I found that if we let $$a = 2$$ and $$b = 1$$ then any odd number greater than 5 can be expressed in the form $$N = 5 + 2M = a^2 + Mab + b^2$$ and so the square is of the form $$N^2 = c^2 + cdM + d^2$$ where $$c = 3$$ and $$d = 4 + M$$. Of course $$M = (N -5)/2$$.

Now If 3|N then 3|d and gcd(c,d) $$\neq$$ 1 but if 3 does not divide N the gcd(c,d) = 1. I considered the relation between c,d and the factors of $$N$$.
THEOREM: If and only if $$R$$ is a factor of N then $$gcd(c+2t,d+t) = gcd(3 + 2t,(N-5)/2 + 4 + t) = R$$ for $$t = (R-3)/2$$
Proof: For $$t equals (R-3)/2$$, $$c + 2t = R$$ and $$d = (N + R)/2and$$gcd(a,n + a) = a[/tex] only if a|n.

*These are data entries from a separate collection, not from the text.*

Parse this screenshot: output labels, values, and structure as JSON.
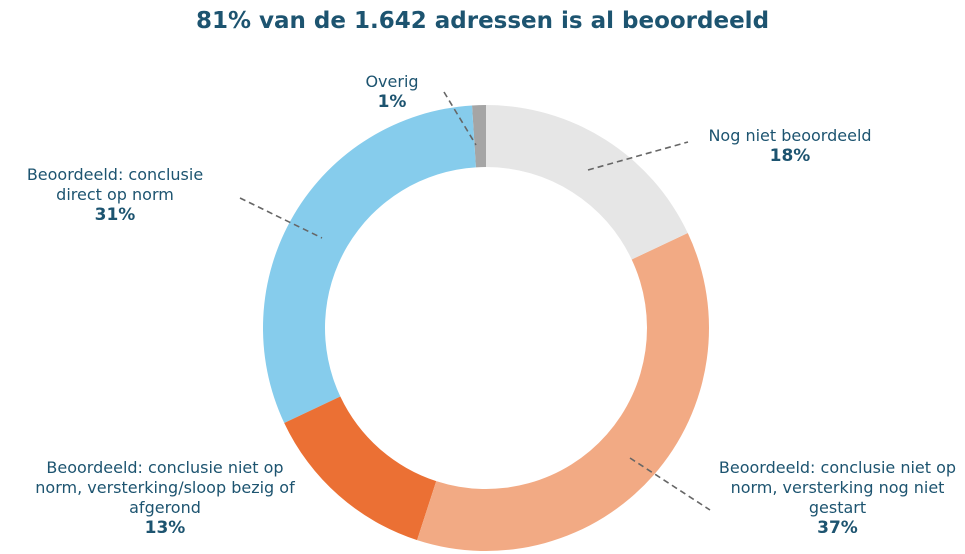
{
  "chart_data": {
    "type": "donut",
    "title": "81% van de 1.642 adressen is al beoordeeld",
    "categories": [
      "Nog niet beoordeeld",
      "Beoordeeld: conclusie niet op norm, versterking nog niet gestart",
      "Beoordeeld: conclusie niet op norm, versterking/sloop bezig of afgerond",
      "Beoordeeld: conclusie direct op norm",
      "Overig"
    ],
    "values": [
      18,
      37,
      13,
      31,
      1
    ],
    "value_labels": [
      "18%",
      "37%",
      "13%",
      "31%",
      "1%"
    ],
    "colors": [
      "#e6e6e6",
      "#f2aa84",
      "#eb7034",
      "#86ccec",
      "#a5a5a5"
    ]
  }
}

thus 35 = 5 + 2*15, c = 3, d = 15+4 = 19

t c+2t d + t gcd(c+2t,d+t)
0 3 19 1
1 5 20 5
2 7 21 7
3 9 22 1
4 11 23 1
5 13 24 1
6 15 25 5
7 17 26 1
8 19 27 1
9 21 28 7
10 23 29 1
..
16 35 35 35

As seen the algorithm starts with the gcd of a numbers on the order of N/2 and 3 and proceeds in an orderly fashion to find the divisors of N. Is this useful or is it too much effort to be useful?